みかん白書~描きかけの私の描きかけの恋~

きっとクラスの他のみんなは、なんで彼の左足が義足なんかモチロン知ってはるんやと思うけど、ウチは小6になってこの学校に転校してきたワケやし、各務くんの幼なじみでもないウチにしてみれば、見て見ぬフリをしようとしても、ついつい彼の左足に目がいってまう。

そうかて禁忌(タブー)のようにウチはなんで彼が義足なのかを訊かへんやったし、そもそも、そないなこと訊けるはずあらへん。

クラスのみんなは、彼の身体的な事情に慣れていてはるのか、誰ひとりとして彼をトクベツ扱いはしてへんみたいやった。

休み時間にはみんなとドッジボールなんかもやってはって、ヘタな運動オンチの子なんかより、よっぽど軽快なフットワークで、次々相手にボールをヒットさせてはった。

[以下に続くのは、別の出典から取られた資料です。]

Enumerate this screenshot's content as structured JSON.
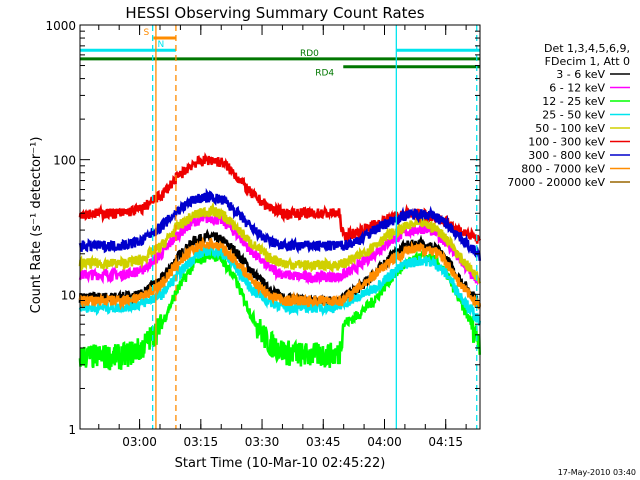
{
  "chart_data": {
    "type": "line",
    "title": "HESSI Observing Summary Count Rates",
    "xlabel": "Start Time (10-Mar-10 02:45:22)",
    "ylabel": "Count Rate (s⁻¹ detector⁻¹)",
    "footer": "17-May-2010 03:40",
    "x_unit": "minutes after 02:45:22",
    "xlim": [
      0,
      98
    ],
    "ylim": [
      1,
      1000
    ],
    "yscale": "log",
    "x_ticks": [
      {
        "value": 14.6,
        "label": "03:00"
      },
      {
        "value": 29.6,
        "label": "03:15"
      },
      {
        "value": 44.6,
        "label": "03:30"
      },
      {
        "value": 59.6,
        "label": "03:45"
      },
      {
        "value": 74.6,
        "label": "04:00"
      },
      {
        "value": 89.6,
        "label": "04:15"
      }
    ],
    "y_ticks": [
      {
        "value": 1,
        "label": "1"
      },
      {
        "value": 10,
        "label": "10"
      },
      {
        "value": 100,
        "label": "100"
      },
      {
        "value": 1000,
        "label": "1000"
      }
    ],
    "legend_header": [
      "Det 1,3,4,5,6,9,",
      "FDecim 1, Att 0"
    ],
    "legend_position": "right",
    "flags": [
      {
        "label": "",
        "y": 650,
        "x_segments": [
          [
            0,
            18
          ],
          [
            77.5,
            98
          ]
        ],
        "color": "#00e5ee"
      },
      {
        "label": "S",
        "y": 800,
        "x_segments": [
          [
            18,
            23.5
          ]
        ],
        "color": "#ff8c00"
      },
      {
        "label": "N",
        "y": 650,
        "x_segments": [
          [
            18,
            23.5
          ]
        ],
        "color": "#00e5ee"
      },
      {
        "label": "RD0",
        "y": 560,
        "x_segments": [
          [
            0,
            98
          ]
        ],
        "color": "#007700"
      },
      {
        "label": "RD4",
        "y": 490,
        "x_segments": [
          [
            64.5,
            98
          ]
        ],
        "color": "#007700"
      }
    ],
    "vlines": [
      {
        "x": 17.8,
        "color": "#00e5ee",
        "style": "dashed"
      },
      {
        "x": 18.6,
        "color": "#ff8c00",
        "style": "solid"
      },
      {
        "x": 23.5,
        "color": "#ff8c00",
        "style": "dashed"
      },
      {
        "x": 77.5,
        "color": "#00e5ee",
        "style": "solid"
      },
      {
        "x": 97.2,
        "color": "#00e5ee",
        "style": "dashed"
      }
    ],
    "x": [
      0,
      5,
      10,
      15,
      20,
      24,
      28,
      32,
      35,
      38,
      42,
      46,
      50,
      55,
      60,
      63.5,
      64.5,
      68,
      72,
      76,
      80,
      84,
      87,
      90,
      93,
      96,
      98
    ],
    "series": [
      {
        "name": "3 - 6 keV",
        "color": "#000000",
        "values": [
          9.5,
          9.5,
          9.5,
          10,
          13,
          19,
          25,
          27,
          25,
          21,
          15,
          11,
          9.5,
          9,
          9,
          9,
          9.5,
          11,
          14,
          19,
          23,
          24,
          22,
          18,
          13,
          10,
          8.5
        ]
      },
      {
        "name": "6 - 12 keV",
        "color": "#ff00ff",
        "values": [
          14,
          14,
          14,
          15,
          20,
          28,
          35,
          37,
          35,
          29,
          21,
          16,
          14,
          13.5,
          13.5,
          13.5,
          14,
          16,
          20,
          25,
          29,
          31,
          29,
          24,
          18,
          14,
          12
        ]
      },
      {
        "name": "12 - 25 keV",
        "color": "#00ff00",
        "values": [
          3.5,
          3.5,
          3.5,
          4,
          6,
          11,
          17,
          20,
          18,
          13,
          7,
          4.5,
          3.8,
          3.6,
          3.6,
          3.6,
          6,
          7,
          9,
          13,
          17,
          19,
          18,
          14,
          9,
          6,
          4.5
        ]
      },
      {
        "name": "25 - 50 keV",
        "color": "#00e5ee",
        "values": [
          8,
          8,
          8,
          8.5,
          10,
          14,
          19,
          22,
          20,
          16,
          11,
          9,
          8,
          8,
          8,
          8,
          8.5,
          9.5,
          11,
          14,
          17,
          18,
          17,
          14,
          10,
          7.5,
          6
        ]
      },
      {
        "name": "50 - 100 keV",
        "color": "#d0d000",
        "values": [
          17,
          17,
          17,
          18,
          23,
          32,
          39,
          42,
          39,
          32,
          24,
          19,
          17,
          16.5,
          16.5,
          16.5,
          17,
          19,
          23,
          28,
          32,
          34,
          31,
          26,
          19,
          15,
          13
        ]
      },
      {
        "name": "100 - 300 keV",
        "color": "#ee0000",
        "values": [
          40,
          40,
          40,
          43,
          55,
          75,
          95,
          100,
          95,
          78,
          56,
          45,
          40,
          40,
          40,
          40,
          27,
          29,
          33,
          37,
          40,
          40,
          38,
          34,
          30,
          27,
          25
        ]
      },
      {
        "name": "300 - 800 keV",
        "color": "#0000cc",
        "values": [
          23,
          23,
          23,
          25,
          32,
          42,
          51,
          53,
          50,
          42,
          31,
          25,
          23,
          23,
          23,
          23,
          23,
          25,
          30,
          35,
          39,
          40,
          38,
          33,
          27,
          22,
          19
        ]
      },
      {
        "name": "800 - 7000 keV",
        "color": "#ff8c00",
        "values": [
          9,
          9,
          9,
          9.5,
          12,
          17,
          22,
          24,
          22,
          18,
          13,
          10,
          9,
          9,
          9,
          9,
          9,
          11,
          14,
          18,
          21,
          22,
          21,
          17,
          12,
          9.5,
          8
        ]
      },
      {
        "name": "7000 - 20000 keV",
        "color": "#996600",
        "values": [
          null,
          null,
          null,
          null,
          null,
          null,
          null,
          null,
          null,
          null,
          null,
          null,
          null,
          null,
          null,
          null,
          null,
          null,
          null,
          null,
          null,
          null,
          null,
          null,
          null,
          null,
          null
        ]
      }
    ]
  }
}
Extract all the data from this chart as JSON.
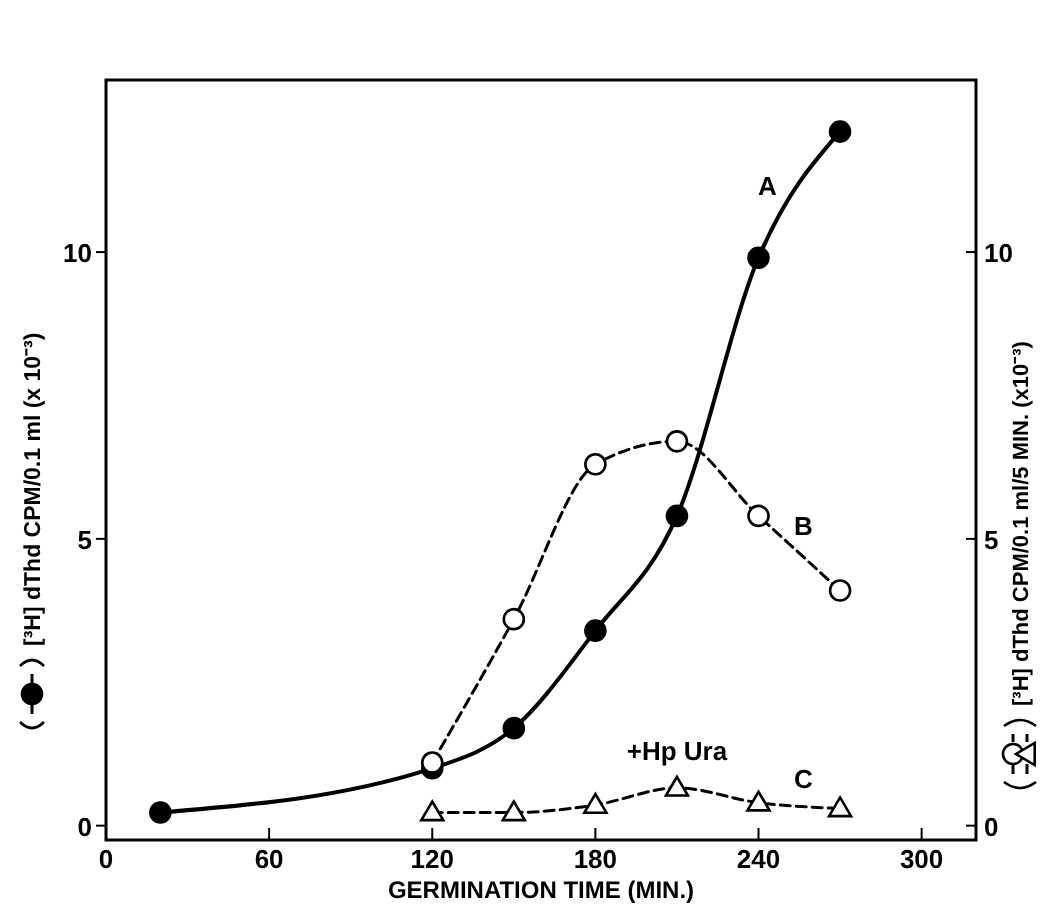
{
  "chart_data": {
    "type": "line",
    "xlabel": "GERMINATION TIME (MIN.)",
    "ylabel": "[³H] dThd CPM/0.1 ml (x 10⁻³)",
    "y2label": "[³H] dThd CPM/0.1 ml/5 MIN. (x10⁻³)",
    "xlim": [
      0,
      320
    ],
    "xticks": [
      0,
      60,
      120,
      180,
      240,
      300
    ],
    "ylim": [
      -0.25,
      13
    ],
    "yticks": [
      0,
      5,
      10
    ],
    "y2lim": [
      -0.25,
      13
    ],
    "y2ticks": [
      0,
      5,
      10
    ],
    "series": [
      {
        "name": "A",
        "color": "#000000",
        "marker": "circle",
        "line_style": "solid",
        "x": [
          20,
          120,
          150,
          180,
          210,
          240,
          270
        ],
        "values": [
          0.23,
          1.0,
          1.7,
          3.4,
          5.4,
          9.9,
          12.1
        ]
      },
      {
        "name": "B",
        "color": "#000000",
        "marker": "circle",
        "line_style": "dashed",
        "axis": "y2",
        "x": [
          120,
          150,
          180,
          210,
          240,
          270
        ],
        "values": [
          1.1,
          3.6,
          6.3,
          6.7,
          5.4,
          4.1
        ]
      },
      {
        "name": "C",
        "color": "#000000",
        "marker": "triangle",
        "line_style": "dashed",
        "axis": "y2",
        "x": [
          120,
          150,
          180,
          210,
          240,
          270
        ],
        "values": [
          0.23,
          0.23,
          0.36,
          0.66,
          0.4,
          0.3
        ]
      }
    ],
    "annotations": [
      "+Hp Ura"
    ]
  }
}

障害者保護を声高にうたいながら、その実、“逆差別”になってはることが、世の中にはおうおうにしてある。

各務くんとクラスのみんなとの関係を目の当たりにしてると、ホンマに障害者といっしょに暮らしていく社会を目指すんなら、トクベツ扱いせんことやとウチは思う。



…って、アカン、話が横道にそれてもうた。